Peace was underway. It was going well. It was an unrepeatable opportunity. But what no one could rationally explain happened: The government denied it, prevented it, hindered it, returning the country to barbarism. The influence, recklessness and action of the ruling party cut off the growing fervor and blocked the routes to peace. It returned to the “doctrine of the war on terror” which it made the main tool of party existence and state governance, sent the Damascus Doctrine, the musical bands, the idea of the conciliatory policeman, the sovereign soldier, the responsible civil servant and the rule of law to the trash. “The doctrine is one of terror” and has prevented the causes of the conflict from being talked about, discussed and above all else, dealt with as causes to rid the country of a return to war.

The party in power protects inequality, which is the original cause produced by the elites that concentrate political power, material goods and systems of corruption and dispossession of the nation’s assets. There nests the triggering factor of crime, violence and horror, which, by preventing the fervor of peace, has set back 100 years the rights conquered. They have led the country to the shame of being first in the world in displacement and selective assassination of social leaders, human rights defenders, peace signatories and double the best state publicity Goebbels style.
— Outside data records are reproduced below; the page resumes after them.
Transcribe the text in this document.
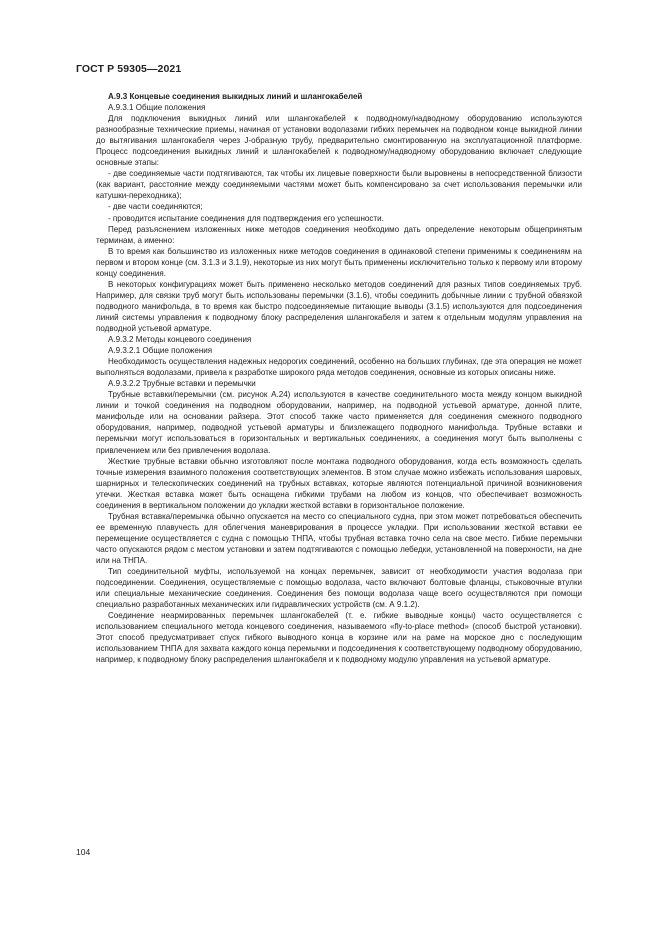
ГОСТ Р 59305—2021

А.9.3 Концевые соединения выкидных линий и шлангокабелей

А.9.3.1 Общие положения

Для подключения выкидных линий или шлангокабелей к подводному/надводному оборудованию используются разнообразные технические приемы, начиная от установки водолазами гибких перемычек на подводном конце выкидной линии до вытягивания шлангокабеля через J-образную трубу, предварительно смонтированную на эксплуатационной платформе. Процесс подсоединения выкидных линий и шлангокабелей к подводному/надводному оборудованию включает следующие основные этапы:

- две соединяемые части подтягиваются, так чтобы их лицевые поверхности были выровнены в непосредственной близости (как вариант, расстояние между соединяемыми частями может быть компенсировано за счет использования перемычки или катушки-переходника);

- две части соединяются;

- проводится испытание соединения для подтверждения его успешности.

Перед разъяснением изложенных ниже методов соединения необходимо дать определение некоторым общепринятым терминам, а именно:

В то время как большинство из изложенных ниже методов соединения в одинаковой степени применимы к соединениям на первом и втором конце (см. 3.1.3 и 3.1.9), некоторые из них могут быть применены исключительно только к первому или второму концу соединения.

В некоторых конфигурациях может быть применено несколько методов соединений для разных типов соединяемых труб. Например, для связки труб могут быть использованы перемычки (3.1.6), чтобы соединить добычные линии с трубной обвязкой подводного манифольда, в то время как быстро подсоединяемые питающие выводы (3.1.5) используются для подсоединения линий системы управления к подводному блоку распределения шлангокабеля и затем к отдельным модулям управления на подводной устьевой арматуре.

А.9.3.2 Методы концевого соединения

А.9.3.2.1 Общие положения

Необходимость осуществления надежных недорогих соединений, особенно на больших глубинах, где эта операция не может выполняться водолазами, привела к разработке широкого ряда методов соединения, основные из которых описаны ниже.

А.9.3.2.2 Трубные вставки и перемычки

Трубные вставки/перемычки (см. рисунок А.24) используются в качестве соединительного моста между концом выкидной линии и точкой соединения на подводном оборудовании, например, на подводной устьевой арматуре, донной плите, манифольде или на основании райзера. Этот способ также часто применяется для соединения смежного подводного оборудования, например, подводной устьевой арматуры и близлежащего подводного манифольда. Трубные вставки и перемычки могут использоваться в горизонтальных и вертикальных соединениях, а соединения могут быть выполнены с привлечением или без привлечения водолаза.

Жесткие трубные вставки обычно изготовляют после монтажа подводного оборудования, когда есть возможность сделать точные измерения взаимного положения соответствующих элементов. В этом случае можно избежать использования шаровых, шарнирных и телескопических соединений на трубных вставках, которые являются потенциальной причиной возникновения утечки. Жесткая вставка может быть оснащена гибкими трубами на любом из концов, что обеспечивает возможность соединения в вертикальном положении до укладки жесткой вставки в горизонтальное положение.

Трубная вставка/перемычка обычно опускается на место со специального судна, при этом может потребоваться обеспечить ее временную плавучесть для облегчения маневрирования в процессе укладки. При использовании жесткой вставки ее перемещение осуществляется с судна с помощью ТНПА, чтобы трубная вставка точно села на свое место. Гибкие перемычки часто опускаются рядом с местом установки и затем подтягиваются с помощью лебедки, установленной на поверхности, на дне или на ТНПА.

Тип соединительной муфты, используемой на концах перемычек, зависит от необходимости участия водолаза при подсоединении. Соединения, осуществляемые с помощью водолаза, часто включают болтовые фланцы, стыковочные втулки или специальные механические соединения. Соединения без помощи водолаза чаще всего осуществляются при помощи специально разработанных механических или гидравлических устройств (см. А 9.1.2).

Соединение неармированных перемычек шлангокабелей (т. е. гибкие выводные концы) часто осуществляется с использованием специального метода концевого соединения, называемого «fly-to-place method» (способ быстрой установки). Этот способ предусматривает спуск гибкого выводного конца в корзине или на раме на морское дно с последующим использованием ТНПА для захвата каждого конца перемычки и подсоединения к соответствующему подводному оборудованию, например, к подводному блоку распределения шлангокабеля и к подводному модулю управления на устьевой арматуре.

104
Nothing indicates today that there is a strong rule of law because the party in power turned its ‘No to the Plebiscite’ (inconceivable in reason and politics and won only be several thousands among millions of votes) into its license to prevent peace and to promote once again the death of a country thousands of times murdered, tortured, dismembered, decapitated, incinerated, silenced and “torn to shreds” by the same elites grouped today in the ruling party. Outside of Colombia they present the country as a haven of “peace with legality”, ignoring the fact that there is no protection of human rights nor effective contributions to prevent and mitigate violent crime and conflict nor legitimate processes for the resolution of claims, no disincentives for crime and violence.